Sindicato da Construção Civil presta solidariedade ao caldeireiro que morreu na Reduc

A morte de José Arnaldo de Amorim, em Duque de Caxias (RJ), representa um dos riscos que os trabalhadores correm ao trabalhar em locais sem a fiscalização adequada

Ato em solidariedade ao caldeireiro reuniu, além da construção civil, diretoria do Sindipetro-SP e terceirizados da Replan (Arquivo Sindipetro-SP)

Por Marina Azambuja

Na última terça-feira (22), o Sindicato da Construção Civil e Montagem (Sinticom) organizou um ato na Refinaria Planalto (Replan), em Paulínia, em defesa da vida e em solidariedade ao trabalhador José Arnaldo de Amorim, que morreu em acidente na Refinaria Duque de Caxias (Reduc), no Rio de Janeiro, no último dia 19.

Estiveram presentes trabalhadores terceirizados de todas as empresas prestadoras de serviço para a Petrobrás em Paulínia e diretores do Sindicato Unificado dos Petroleiros do Estado de São Paulo (Sindipetro-SP).

Durante a ocasião, todos fizeram uma prece e um minuto de silêncio em memória de José Arnaldo.
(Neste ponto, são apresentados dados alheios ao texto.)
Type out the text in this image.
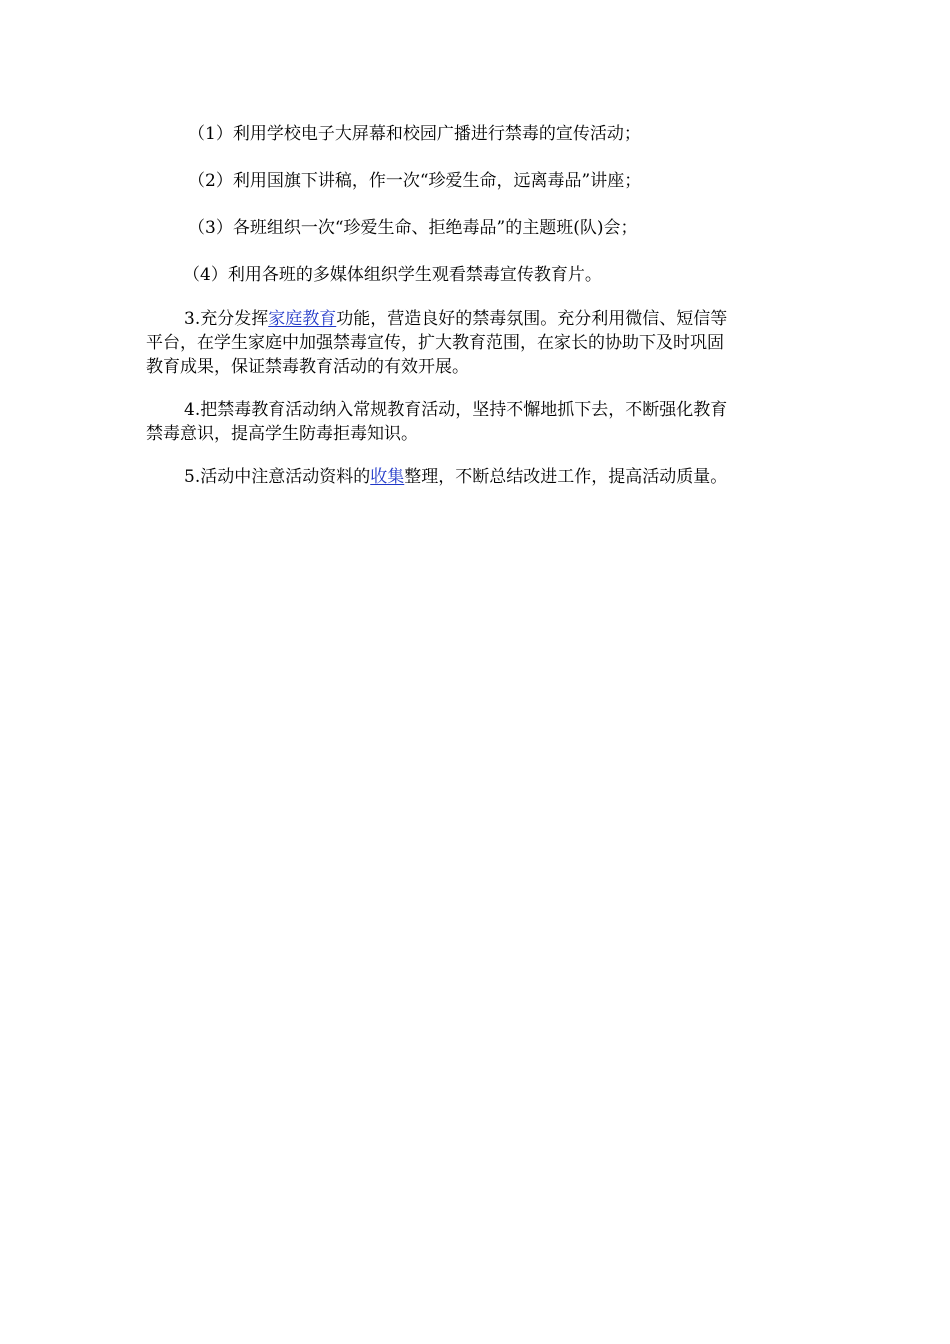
（1）利用学校电子大屏幕和校园广播进行禁毒的宣传活动；

（2）利用国旗下讲稿，作一次“珍爱生命，远离毒品”讲座；

（3）各班组织一次“珍爱生命、拒绝毒品”的主题班(队)会；

（4）利用各班的多媒体组织学生观看禁毒宣传教育片。

3.充分发挥家庭教育功能，营造良好的禁毒氛围。充分利用微信、短信等
平台，在学生家庭中加强禁毒宣传，扩大教育范围，在家长的协助下及时巩固
教育成果，保证禁毒教育活动的有效开展。
4.把禁毒教育活动纳入常规教育活动，坚持不懈地抓下去，不断强化教育
禁毒意识，提高学生防毒拒毒知识。
5.活动中注意活动资料的收集整理，不断总结改进工作，提高活动质量。
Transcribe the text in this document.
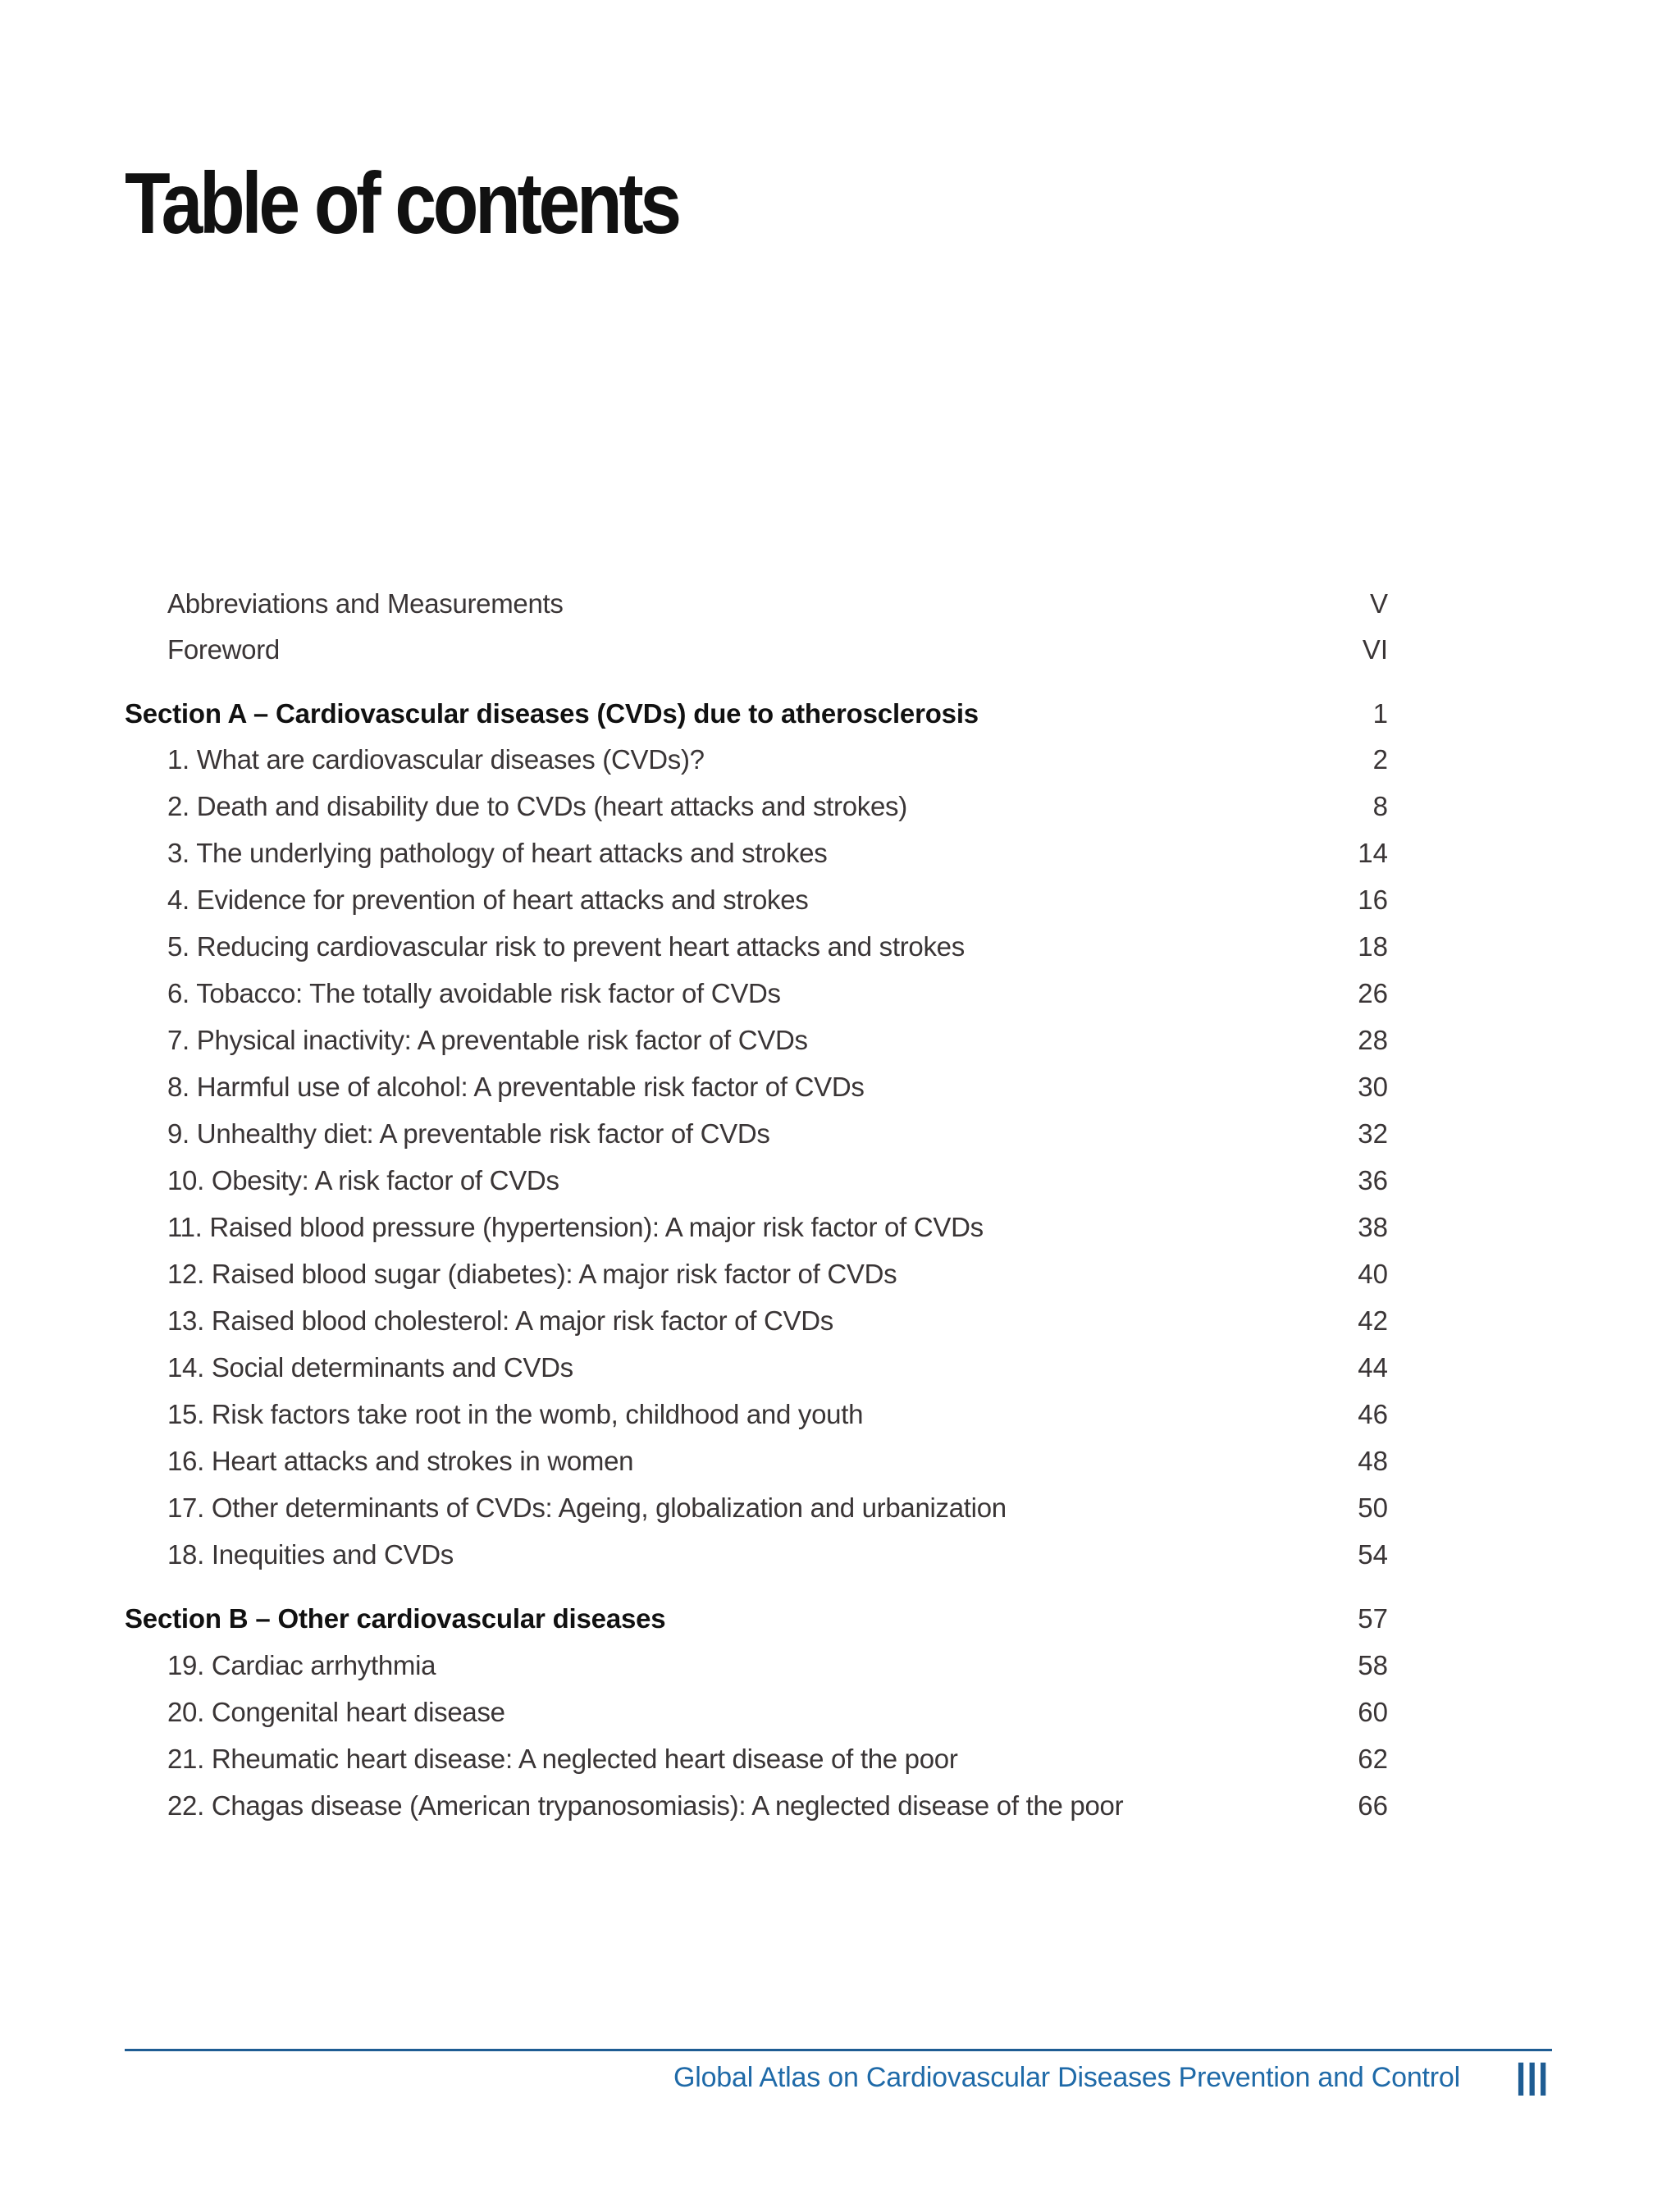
Table of contents
Abbreviations and Measurements	V
Foreword	VI
Section A – Cardiovascular diseases (CVDs) due to atherosclerosis	1
1. What are cardiovascular diseases (CVDs)?	2
2. Death and disability due to CVDs (heart attacks and strokes)	8
3. The underlying pathology of heart attacks and strokes	14
4. Evidence for prevention of heart attacks and strokes	16
5. Reducing cardiovascular risk to prevent heart attacks and strokes	18
6. Tobacco: The totally avoidable risk factor of CVDs	26
7. Physical inactivity: A preventable risk factor of CVDs	28
8. Harmful use of alcohol: A preventable risk factor of CVDs	30
9. Unhealthy diet: A preventable risk factor of CVDs	32
10. Obesity: A risk factor of CVDs	36
11. Raised blood pressure (hypertension): A major risk factor of CVDs	38
12. Raised blood sugar (diabetes): A major risk factor of CVDs	40
13. Raised blood cholesterol: A major risk factor of CVDs	42
14. Social determinants and CVDs	44
15. Risk factors take root in the womb, childhood and youth	46
16. Heart attacks and strokes in women	48
17. Other determinants of CVDs: Ageing, globalization and urbanization	50
18. Inequities and CVDs	54
Section B – Other cardiovascular diseases	57
19. Cardiac arrhythmia	58
20. Congenital heart disease	60
21. Rheumatic heart disease: A neglected heart disease of the poor	62
22. Chagas disease (American trypanosomiasis): A neglected disease of the poor	66
Global Atlas on Cardiovascular Diseases Prevention and Control III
Os trabalhadores também debateram sobre os riscos que a profissão petroleira exige e que nenhum funcionário deveria ser pressionado a realizar qualquer tipo de atividade antes de certificar-se que o ambiente oferece segurança.

A diretoria do Sindipetro-SP, presente no ato, alertou os colegas sobre a atitude da gerência da Replan, que vem disfarçando irregularidades que causam acidentes e, consequentemente, colocam a vida dos trabalhadores em risco.

Para o diretor do Sinticom, Amilton Mendes Santos, a fatalidade que ocorreu com o colega é resultado da pressão que a categoria sofre ao ter que acelerar a execução das atividades. “Algumas observações que os trabalhadores fizeram é que a linha entrou em operação e na realidade eles não fizeram os procedimentos de segurança para a retomada do serviço”, disse.

O diretor destaca que a Petrobrás tem diminuído a contratação de efetivos, mas continua com a grade de horários, fato que tem dificultado o trabalho dos petroleiros e dos trabalhadores terceirizados. “Nós tocamos esse manifesto e esperamos que, a partir daí, a companhia mude o sistema de acompanhamento na frente de trabalho e, de fato, siga os protocolos de segurança”, encerra.

O acidente

No último sábado (18), a Refinaria Duque de Caxias (Reduc), localizada na Baixada Fluminense, presenciou um grave acidente que resultou em fatalidade. Durante uma atividade de manutenção no interior de um equipamento, o caldeireiro José Arnaldo de Amorim, 50, entrou no local confinado e minutos depois foi encontrado morto.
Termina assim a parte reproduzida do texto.